Teresa nació en Alençon (Francia) el 2 de enero de 1873, siendo la menor de nueve hermanos. Todo en ella fue ocurriendo precozmente: a los quince años, gracias a una dispensa de León XIII, ingresó en el Carmelo de Lisieux, a los diecisiete hizo la profesión religiosa, a los diecinueve fue nombrada ayudante de la maestra de novicias, a los 23 se le manifestó la tuberculosis y a los 24 murió.
Sin embargo, en esa vida tan breve, consiguió primero rescatar del olvido y popularizar después un componente básico de la espiritualidad cristiana: la infancia espiritual. Recordemos que Jesús, sabiendo que los discípulos habían estado discutiendo quién era el más importante de todos, colocó a un niño ante ellos y les dijo: «El más pequeño de vosotros es el más importante» (Lc 9, 48). Quería decir, naturalmente, que debemos recibir todo de Dios como lo reciben los niños de sus padres, sin méritos propios; sentirnos ante Dios como un niño pequeño ante sus padres, llenos de sencillez y espontaneidad, con una confianza absoluta.
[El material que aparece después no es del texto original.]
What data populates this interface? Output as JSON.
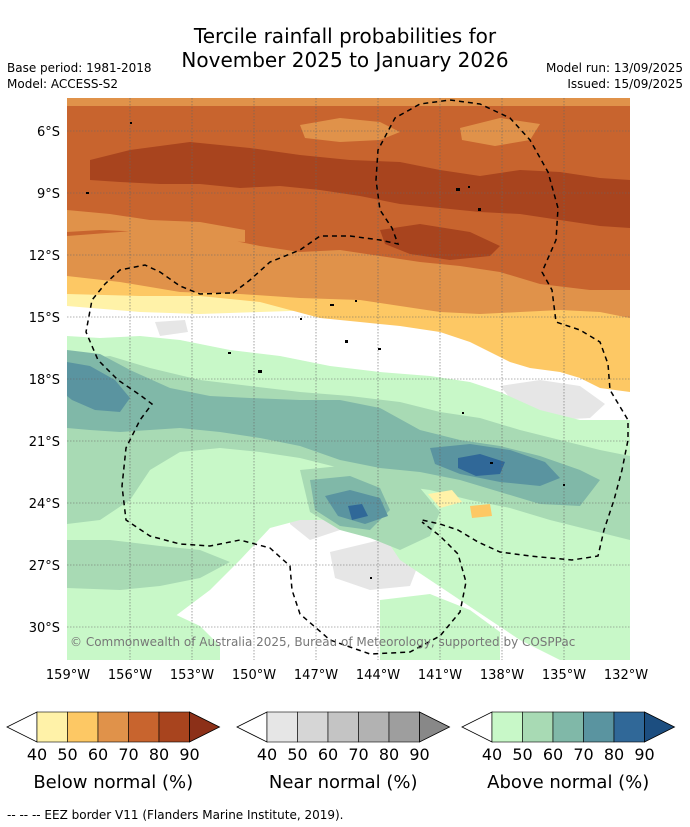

A Teresa, de niña le habían enseñado justamente lo contrario: que debía conquistar el cielo a base de méritos. «Mi corazón —recuerda— ardía en deseos de amasar grandes tesoros». Después, en el Carmelo, tuvo conciencia de haber sido elegida por Dios para transmitir a la Iglesia un modo completamente distinto de vivir el Evangelio: la infancia espiritual. Voy a espigar un par de textos suyos:
«Estamos en el siglo de los inventos. Ahora no hay que tomarse ya el trabajo de subir los peldaños de una escalera; en las casas de los ricos el ascensor lo suple ventajosamente. Pues bien, yo quisiera encontrar también un ascensor para elevarme hasta Jesús, pues soy demasiado pequeña para subir la ruda escalera de la perfección. Entonces busqué en los libros sagrados algún indicio del ascensor, objeto de mi deseo, y encontré estas palabras salidas de la boca de la Sabiduría eterna: Si alguno es pequeñito que venga a mí. Y entonces me acerqué [a Jesús] adivinando que había encontrado lo que buscaba».
«Debía causarme desolación el hecho de dormirme durante la oración y la acción de gracias. Pues bien, no siento desolación… Pienso que los niños pequeños agradan a sus padres lo mismo dormidos que despiertos» (supongo que ese pensamiento consolará mucho a los que dormitan durante la oración).
Desgraciadamente, hoy es muy difícil sentirnos niños ante Dios porque el hombre moderno tiene tanta confianza en sí mismo que se cree un «pequeño Dios», con palabras de Leibniz; espera tanto de su propio poder que dice orgullosamente, como Novalis: «Somos Dios». Y, sin duda, esa es una de las principales razones de la increencia del hombre moderno.